🤖 AI Summary
This work addresses the limited effectiveness of block-wise rotation in suppressing outliers during post-training quantization and the unclear relationship between such rotation and input geometry. The authors establish, for the first time, a non-asymptotic theoretical analysis of outlier suppression under block rotation. They propose permuting activations prior to Hadamard rotation to balance the ℓ₁ norms across blocks, thereby enhancing quantization accuracy. A greedy activation norm diffusion algorithm is designed, and leveraging the permutation equivariance inherent in Transformers, the permutation is fused into the weights to avoid inference overhead. Evaluated on INT4 quantization of Llama3-1B with block size 16, the method improves perplexity recovery from 46% to 90%, with consistent gains observed across all block sizes.
📝 Abstract
Recent post-training quantization (PTQ) methods have adopted block rotations to diffuse outliers prior to rounding. While this reduces the overhead of full-vector rotations, the effect of block structure on outlier suppression remains poorly understood. To fill this gap, we present the first systematic, non-asymptotic analysis of outlier suppression for block Hadamard rotations. Our analysis reveals that outlier suppression is fundamentally limited by the geometry of the input vector. In particular, post-rotation outliers are deterministically minimized when the pre-rotation $\ell_1$ norm mass is evenly distributed across blocks.

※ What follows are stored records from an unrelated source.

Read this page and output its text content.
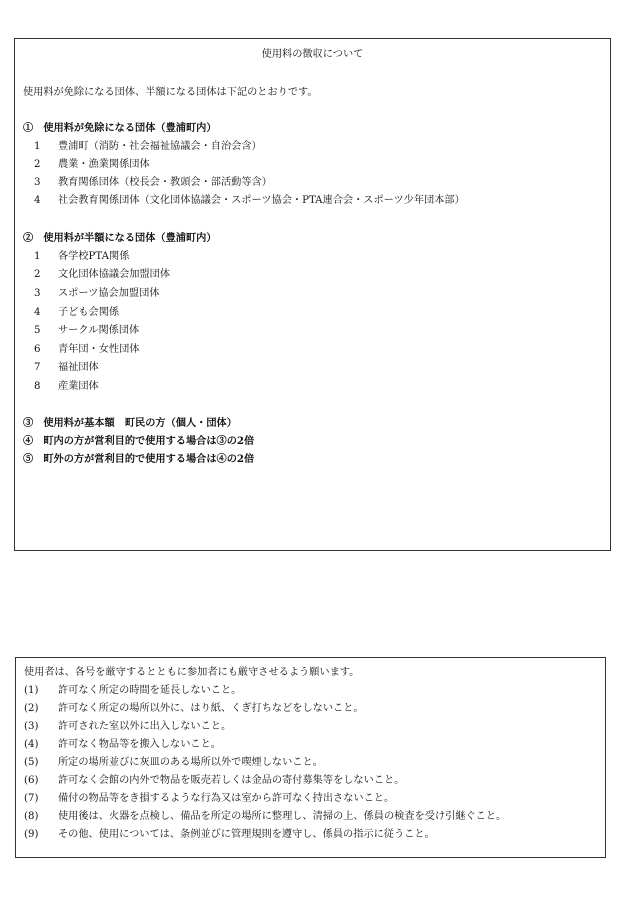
使用料の徴収について
使用料が免除になる団体、半額になる団体は下記のとおりです。
①　使用料が免除になる団体（豊浦町内）
1 豊浦町（消防・社会福祉協議会・自治会含）
2 農業・漁業関係団体
3 教育関係団体（校長会・教頭会・部活動等含）
4 社会教育関係団体（文化団体協議会・スポーツ協会・PTA連合会・スポーツ少年団本部）
②　使用料が半額になる団体（豊浦町内）
1 各学校PTA関係
2 文化団体協議会加盟団体
3 スポーツ協会加盟団体
4 子ども会関係
5 サークル関係団体
6 青年団・女性団体
7 福祉団体
8 産業団体
③　使用料が基本額　町民の方（個人・団体）
④　町内の方が営利目的で使用する場合は③の2倍
⑤　町外の方が営利目的で使用する場合は④の2倍
使用者は、各号を厳守するとともに参加者にも厳守させるよう願います。
(1) 許可なく所定の時間を延長しないこと。
(2) 許可なく所定の場所以外に、はり紙、くぎ打ちなどをしないこと。
(3) 許可された室以外に出入しないこと。
(4) 許可なく物品等を搬入しないこと。
(5) 所定の場所並びに灰皿のある場所以外で喫煙しないこと。
(6) 許可なく会館の内外で物品を販売若しくは金品の寄付募集等をしないこと。
(7) 備付の物品等をき損するような行為又は室から許可なく持出さないこと。
(8) 使用後は、火器を点検し、備品を所定の場所に整理し、清掃の上、係員の検査を受け引継ぐこと。
(9) その他、使用については、条例並びに管理規則を遵守し、係員の指示に従うこと。
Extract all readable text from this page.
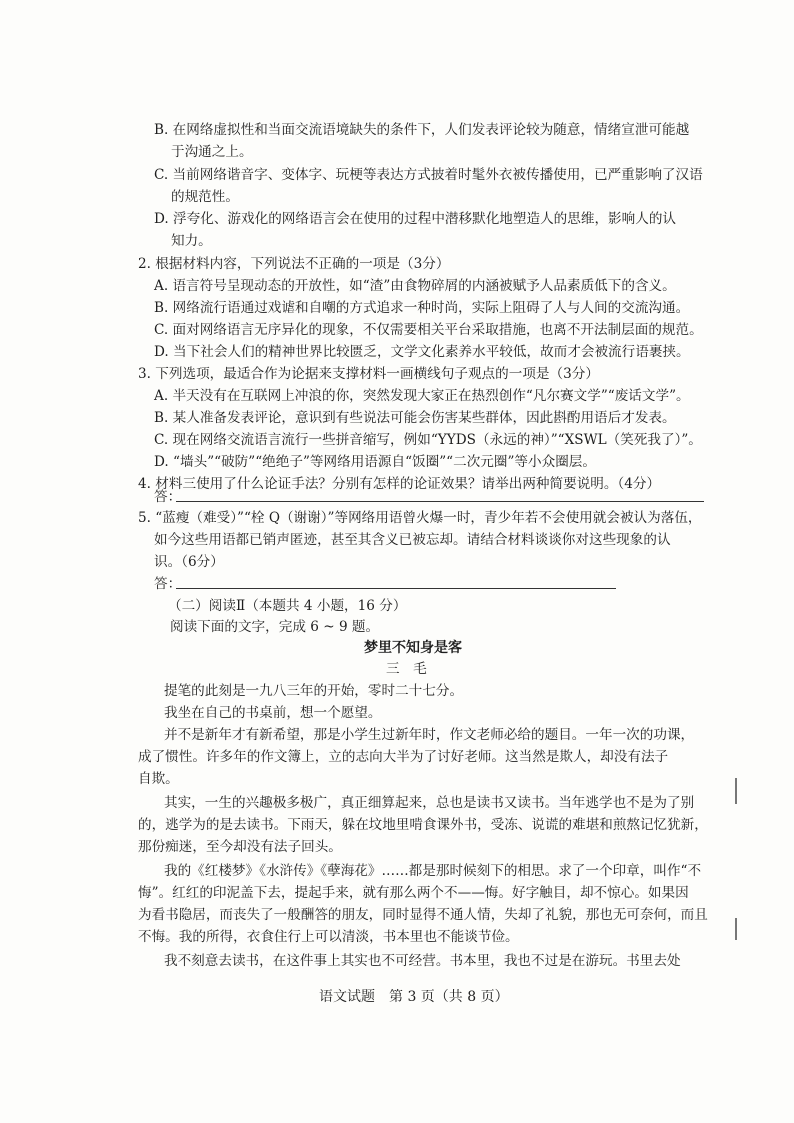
B. 在网络虚拟性和当面交流语境缺失的条件下，人们发表评论较为随意，情绪宣泄可能越
于沟通之上。
C. 当前网络谐音字、变体字、玩梗等表达方式披着时髦外衣被传播使用，已严重影响了汉语
的规范性。
D. 浮夸化、游戏化的网络语言会在使用的过程中潜移默化地塑造人的思维，影响人的认
知力。
2. 根据材料内容，下列说法不正确的一项是（3分）
A. 语言符号呈现动态的开放性，如“渣”由食物碎屑的内涵被赋予人品素质低下的含义。
B. 网络流行语通过戏谑和自嘲的方式追求一种时尚，实际上阻碍了人与人间的交流沟通。
C. 面对网络语言无序异化的现象，不仅需要相关平台采取措施，也离不开法制层面的规范。
D. 当下社会人们的精神世界比较匮乏，文学文化素养水平较低，故而才会被流行语裹挟。
3. 下列选项，最适合作为论据来支撑材料一画横线句子观点的一项是（3分）
A. 半天没有在互联网上冲浪的你，突然发现大家正在热烈创作“凡尔赛文学”“废话文学”。
B. 某人准备发表评论，意识到有些说法可能会伤害某些群体，因此斟酌用语后才发表。
C. 现在网络交流语言流行一些拼音缩写，例如“YYDS（永远的神）”“XSWL（笑死我了）”。
D. “墙头”“破防”“绝绝子”等网络用语源自“饭圈”“二次元圈”等小众圈层。
4. 材料三使用了什么论证手法？分别有怎样的论证效果？请举出两种简要说明。（4分）
答：
5. “蓝瘦（难受）”“栓 Q（谢谢）”等网络用语曾火爆一时，青少年若不会使用就会被认为落伍，
如今这些用语都已销声匿迹，甚至其含义已被忘却。请结合材料谈谈你对这些现象的认
识。（6分）
答：
（二）阅读Ⅱ（本题共 4 小题，16 分）
阅读下面的文字，完成 6 ~ 9 题。
梦里不知身是客
三　毛
提笔的此刻是一九八三年的开始，零时二十七分。
我坐在自己的书桌前，想一个愿望。
并不是新年才有新希望，那是小学生过新年时，作文老师必给的题目。一年一次的功课，
成了惯性。许多年的作文簿上，立的志向大半为了讨好老师。这当然是欺人，却没有法子
自欺。
其实，一生的兴趣极多极广，真正细算起来，总也是读书又读书。当年逃学也不是为了别
的，逃学为的是去读书。下雨天，躲在坟地里啃食课外书，受冻、说谎的难堪和煎熬记忆犹新，
那份痴迷，至今却没有法子回头。
我的《红楼梦》《水浒传》《孽海花》……都是那时候刻下的相思。求了一个印章，叫作“不
悔”。红红的印泥盖下去，提起手来，就有那么两个不——悔。好字触目，却不惊心。如果因
为看书隐居，而丧失了一般酬答的朋友，同时显得不通人情，失却了礼貌，那也无可奈何，而且
不悔。我的所得，衣食住行上可以清淡，书本里也不能谈节俭。
我不刻意去读书，在这件事上其实也不可经营。书本里，我也不过是在游玩。书里去处
语文试题　第 3 页（共 8 页）
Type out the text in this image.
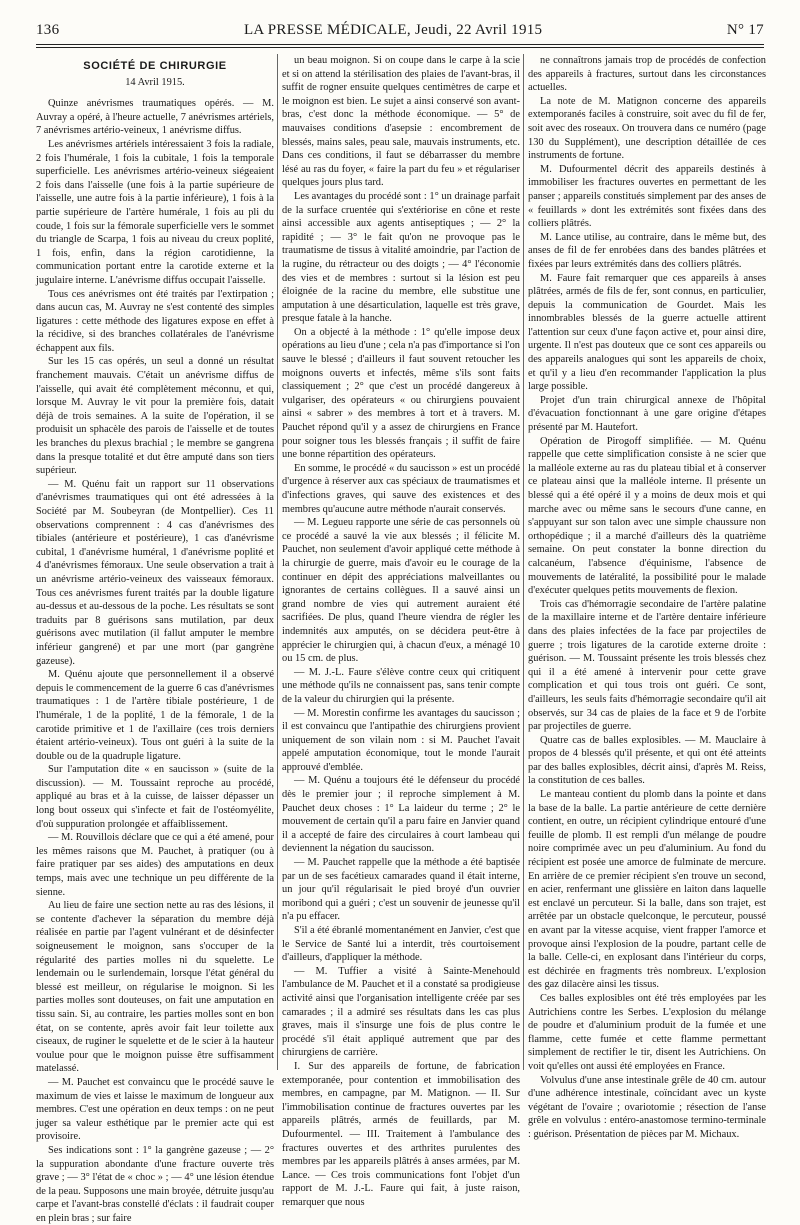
136	LA PRESSE MÉDICALE, Jeudi, 22 Avril 1915	N° 17

SOCIÉTÉ DE CHIRURGIE

14 Avril 1915.

Quinze anévrismes traumatiques opérés. — M. Auvray a opéré, à l'heure actuelle, 7 anévrismes artériels, 7 anévrismes artério-veineux, 1 anévrisme diffus.

Les anévrismes artériels intéressaient 3 fois la radiale, 2 fois l'humérale, 1 fois la cubitale, 1 fois la temporale superficielle. Les anévrismes artério-veineux siégeaient 2 fois dans l'aisselle (une fois à la partie supérieure de l'aisselle, une autre fois à la partie inférieure), 1 fois à la partie supérieure de l'artère humérale, 1 fois au pli du coude, 1 fois sur la fémorale superficielle vers le sommet du triangle de Scarpa, 1 fois au niveau du creux poplité, 1 fois, enfin, dans la région carotidienne, la communication portant entre la carotide externe et la jugulaire interne. L'anévrisme diffus occupait l'aisselle.

Tous ces anévrismes ont été traités par l'extirpation ; dans aucun cas, M. Auvray ne s'est contenté des simples ligatures : cette méthode des ligatures expose en effet à la récidive, si des branches collatérales de l'anévrisme échappent aux fils.

Sur les 15 cas opérés, un seul a donné un résultat franchement mauvais. C'était un anévrisme diffus de l'aisselle, qui avait été complètement méconnu, et qui, lorsque M. Auvray le vit pour la première fois, datait déjà de trois semaines. A la suite de l'opération, il se produisit un sphacèle des parois de l'aisselle et de toutes les branches du plexus brachial ; le membre se gangrena dans la presque totalité et dut être amputé dans son tiers supérieur.

— M. Quénu fait un rapport sur 11 observations d'anévrismes traumatiques qui ont été adressées à la Société par M. Soubeyran (de Montpellier). Ces 11 observations comprennent : 4 cas d'anévrismes des tibiales (antérieure et postérieure), 1 cas d'anévrisme cubital, 1 d'anévrisme huméral, 1 d'anévrisme poplité et 4 d'anévrismes fémoraux. Une seule observation a trait à un anévrisme artério-veineux des vaisseaux fémoraux. Tous ces anévrismes furent traités par la double ligature au-dessus et au-dessous de la poche. Les résultats se sont traduits par 8 guérisons sans mutilation, par deux guérisons avec mutilation (il fallut amputer le membre inférieur gangrené) et par une mort (par gangrène gazeuse).

M. Quénu ajoute que personnellement il a observé depuis le commencement de la guerre 6 cas d'anévrismes traumatiques : 1 de l'artère tibiale postérieure, 1 de l'humérale, 1 de la poplité, 1 de la fémorale, 1 de la carotide primitive et 1 de l'axillaire (ces trois derniers étaient artério-veineux). Tous ont guéri à la suite de la double ou de la quadruple ligature.

Sur l'amputation dite « en saucisson » (suite de la discussion). — M. Toussaint reproche au procédé, appliqué au bras et à la cuisse, de laisser dépasser un long bout osseux qui s'infecte et fait de l'ostéomyélite, d'où suppuration prolongée et affaiblissement.

— M. Rouvillois déclare que ce qui a été amené, pour les mêmes raisons que M. Pauchet, à pratiquer (ou à faire pratiquer par ses aides) des amputations en deux temps, mais avec une technique un peu différente de la sienne.

Au lieu de faire une section nette au ras des lésions, il se contente d'achever la séparation du membre déjà réalisée en partie par l'agent vulnérant et de désinfecter soigneusement le moignon, sans s'occuper de la régularité des parties molles ni du squelette. Le lendemain ou le surlendemain, lorsque l'état général du blessé est meilleur, on régularise le moignon. Si les parties molles sont douteuses, on fait une amputation en tissu sain. Si, au contraire, les parties molles sont en bon état, on se contente, après avoir fait leur toilette aux ciseaux, de ruginer le squelette et de le scier à la hauteur voulue pour que le moignon puisse être suffisamment matelassé.

— M. Pauchet est convaincu que le procédé sauve le maximum de vies et laisse le maximum de longueur aux membres. C'est une opération en deux temps : on ne peut juger sa valeur esthétique par le premier acte qui est provisoire.

Ses indications sont : 1° la gangrène gazeuse ; — 2° la suppuration abondante d'une fracture ouverte très grave ; — 3° l'état de « choc » ; — 4° une lésion étendue de la peau. Supposons une main broyée, détruite jusqu'au carpe et l'avant-bras constellé d'éclats : il faudrait couper en plein bras ; sur faire

un beau moignon. Si on coupe dans le carpe à la scie et si on attend la stérilisation des plaies de l'avant-bras, il suffit de rogner ensuite quelques centimètres de carpe et le moignon est bien. Le sujet a ainsi conservé son avant-bras, c'est donc la méthode économique. — 5° de mauvaises conditions d'asepsie : encombrement de blessés, mains sales, peau sale, mauvais instruments, etc. Dans ces conditions, il faut se débarrasser du membre lésé au ras du foyer, « faire la part du feu » et régulariser quelques jours plus tard.

Les avantages du procédé sont : 1° un drainage parfait de la surface cruentée qui s'extériorise en cône et reste ainsi accessible aux agents antiseptiques ; — 2° la rapidité ; — 3° le fait qu'on ne provoque pas le traumatisme de tissus à vitalité amoindrie, par l'action de la rugine, du rétracteur ou des doigts ; — 4° l'économie des vies et de membres : surtout si la lésion est peu éloignée de la racine du membre, elle substitue une amputation à une désarticulation, laquelle est très grave, presque fatale à la hanche.

On a objecté à la méthode : 1° qu'elle impose deux opérations au lieu d'une ; cela n'a pas d'importance si l'on sauve le blessé ; d'ailleurs il faut souvent retoucher les moignons ouverts et infectés, même s'ils sont faits classiquement ; 2° que c'est un procédé dangereux à vulgariser, des opérateurs « ou chirurgiens pouvaient ainsi « sabrer » des membres à tort et à travers. M. Pauchet répond qu'il y a assez de chirurgiens en France pour soigner tous les blessés français ; il suffit de faire une bonne répartition des opérateurs.

En somme, le procédé « du saucisson » est un procédé d'urgence à réserver aux cas spéciaux de traumatismes et d'infections graves, qui sauve des existences et des membres qu'aucune autre méthode n'aurait conservés.

— M. Legueu rapporte une série de cas personnels où ce procédé a sauvé la vie aux blessés ; il félicite M. Pauchet, non seulement d'avoir appliqué cette méthode à la chirurgie de guerre, mais d'avoir eu le courage de la continuer en dépit des appréciations malveillantes ou ignorantes de certains collègues. Il a sauvé ainsi un grand nombre de vies qui autrement auraient été sacrifiées. De plus, quand l'heure viendra de régler les indemnités aux amputés, on se décidera peut-être à apprécier le chirurgien qui, à chacun d'eux, a ménagé 10 ou 15 cm. de plus.

— M. J.-L. Faure s'élève contre ceux qui critiquent une méthode qu'ils ne connaissent pas, sans tenir compte de la valeur du chirurgien qui la présente.

— M. Morestin confirme les avantages du saucisson ; il est convaincu que l'antipathie des chirurgiens provient uniquement de son vilain nom : si M. Pauchet l'avait appelé amputation économique, tout le monde l'aurait approuvé d'emblée.

— M. Quénu a toujours été le défenseur du procédé dès le premier jour ; il reproche simplement à M. Pauchet deux choses : 1° La laideur du terme ; 2° le mouvement de certain qu'il a paru faire en Janvier quand il a accepté de faire des circulaires à court lambeau qui deviennent la négation du saucisson.

— M. Pauchet rappelle que la méthode a été baptisée par un de ses facétieux camarades quand il était interne, un jour qu'il régularisait le pied broyé d'un ouvrier moribond qui a guéri ; c'est un souvenir de jeunesse qu'il n'a pu effacer.

S'il a été ébranlé momentanément en Janvier, c'est que le Service de Santé lui a interdit, très courtoisement d'ailleurs, d'appliquer la méthode.

— M. Tuffier a visité à Sainte-Menehould l'ambulance de M. Pauchet et il a constaté sa prodigieuse activité ainsi que l'organisation intelligente créée par ses camarades ; il a admiré ses résultats dans les cas plus graves, mais il s'insurge une fois de plus contre le procédé s'il était appliqué autrement que par des chirurgiens de carrière.

I. Sur des appareils de fortune, de fabrication extemporanée, pour contention et immobilisation des membres, en campagne, par M. Matignon. — II. Sur l'immobilisation continue de fractures ouvertes par les appareils plâtrés, armés de feuillards, par M. Dufourmentel. — III. Traitement à l'ambulance des fractures ouvertes et des arthrites purulentes des membres par les appareils plâtrés à anses armées, par M. Lance. — Ces trois communications font l'objet d'un rapport de M. J.-L. Faure qui fait, à juste raison, remarquer que nous

ne connaîtrons jamais trop de procédés de confection des appareils à fractures, surtout dans les circonstances actuelles.

La note de M. Matignon concerne des appareils extemporanés faciles à construire, soit avec du fil de fer, soit avec des roseaux. On trouvera dans ce numéro (page 130 du Supplément), une description détaillée de ces instruments de fortune.

M. Dufourmentel décrit des appareils destinés à immobiliser les fractures ouvertes en permettant de les panser ; appareils constitués simplement par des anses de « feuillards » dont les extrémités sont fixées dans des colliers plâtrés.

M. Lance utilise, au contraire, dans le même but, des anses de fil de fer enrobées dans des bandes plâtrées et fixées par leurs extrémités dans des colliers plâtrés.

M. Faure fait remarquer que ces appareils à anses plâtrées, armés de fils de fer, sont connus, en particulier, depuis la communication de Gourdet. Mais les innombrables blessés de la guerre actuelle attirent l'attention sur ceux d'une façon active et, pour ainsi dire, urgente. Il n'est pas douteux que ce sont ces appareils ou des appareils analogues qui sont les appareils de choix, et qu'il y a lieu d'en recommander l'application la plus large possible.

Projet d'un train chirurgical annexe de l'hôpital d'évacuation fonctionnant à une gare origine d'étapes présenté par M. Hautefort.

Opération de Pirogoff simplifiée. — M. Quénu rappelle que cette simplification consiste à ne scier que la malléole externe au ras du plateau tibial et à conserver ce plateau ainsi que la malléole interne. Il présente un blessé qui a été opéré il y a moins de deux mois et qui marche avec ou même sans le secours d'une canne, en s'appuyant sur son talon avec une simple chaussure non orthopédique ; il a marché d'ailleurs dès la quatrième semaine. On peut constater la bonne direction du calcanéum, l'absence d'équinisme, l'absence de mouvements de latéralité, la possibilité pour le malade d'exécuter quelques petits mouvements de flexion.

Trois cas d'hémorragie secondaire de l'artère palatine de la maxillaire interne et de l'artère dentaire inférieure dans des plaies infectées de la face par projectiles de guerre ; trois ligatures de la carotide externe droite : guérison. — M. Toussaint présente les trois blessés chez qui il a été amené à intervenir pour cette grave complication et qui tous trois ont guéri. Ce sont, d'ailleurs, les seuls faits d'hémorragie secondaire qu'il ait observés, sur 34 cas de plaies de la face et 9 de l'orbite par projectiles de guerre.

Quatre cas de balles explosibles. — M. Mauclaire à propos de 4 blessés qu'il présente, et qui ont été atteints par des balles explosibles, décrit ainsi, d'après M. Reiss, la constitution de ces balles.

Le manteau contient du plomb dans la pointe et dans la base de la balle. La partie antérieure de cette dernière contient, en outre, un récipient cylindrique entouré d'une feuille de plomb. Il est rempli d'un mélange de poudre noire comprimée avec un peu d'aluminium. Au fond du récipient est posée une amorce de fulminate de mercure. En arrière de ce premier récipient s'en trouve un second, en acier, renfermant une glissière en laiton dans laquelle est enclavé un percuteur. Si la balle, dans son trajet, est arrêtée par un obstacle quelconque, le percuteur, poussé en avant par la vitesse acquise, vient frapper l'amorce et provoque ainsi l'explosion de la poudre, partant celle de la balle. Celle-ci, en explosant dans l'intérieur du corps, est déchirée en fragments très nombreux. L'explosion des gaz dilacère ainsi les tissus.

Ces balles explosibles ont été très employées par les Autrichiens contre les Serbes. L'explosion du mélange de poudre et d'aluminium produit de la fumée et une flamme, cette fumée et cette flamme permettant simplement de rectifier le tir, disent les Autrichiens. On voit qu'elles ont aussi été employées en France.

Volvulus d'une anse intestinale grêle de 40 cm. autour d'une adhérence intestinale, coïncidant avec un kyste végétant de l'ovaire ; ovariotomie ; résection de l'anse grêle en volvulus : entéro-anastomose termino-terminale : guérison. Présentation de pièces par M. Michaux.
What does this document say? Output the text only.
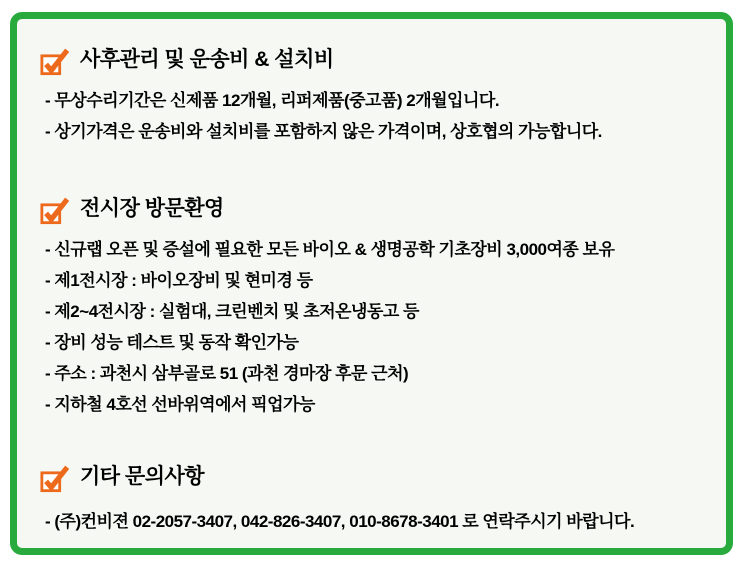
사후관리 및 운송비 & 설치비
- 무상수리기간은 신제품 12개월, 리퍼제품(중고품) 2개월입니다.
- 상기가격은 운송비와 설치비를 포함하지 않은 가격이며, 상호협의 가능합니다.
전시장 방문환영
- 신규랩 오픈 및 증설에 필요한 모든 바이오 & 생명공학 기초장비 3,000여종 보유
- 제1전시장 : 바이오장비 및 현미경 등
- 제2~4전시장 : 실험대, 크린벤치 및 초저온냉동고 등
- 장비 성능 테스트 및 동작 확인가능
- 주소 : 과천시 삼부골로 51 (과천 경마장 후문 근처)
- 지하철 4호선 선바위역에서 픽업가능
기타 문의사항
- (주)컨비젼 02-2057-3407, 042-826-3407, 010-8678-3401 로 연락주시기 바랍니다.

Guided by these insights, we introduce MixQuant, a block rotation-aware PTQ framework that redistributes activation mass via permutations prior to rotation. We propose a greedy mass diffusion algorithm to calibrate permutations by equalizing the expected blockwise $\ell_1$ norms. To avoid adding inference overhead, we identify permutation-equivariant regions in transformer architectures to merge the resulting permutations into model weights before deployment. Experiments show that MixQuant consistently improves accuracy across all block sizes, recovering up to 90% of the full-vector rotation perplexity when quantizing Llama3 1B to INT4 with block size 16, compared to 46% without permutations.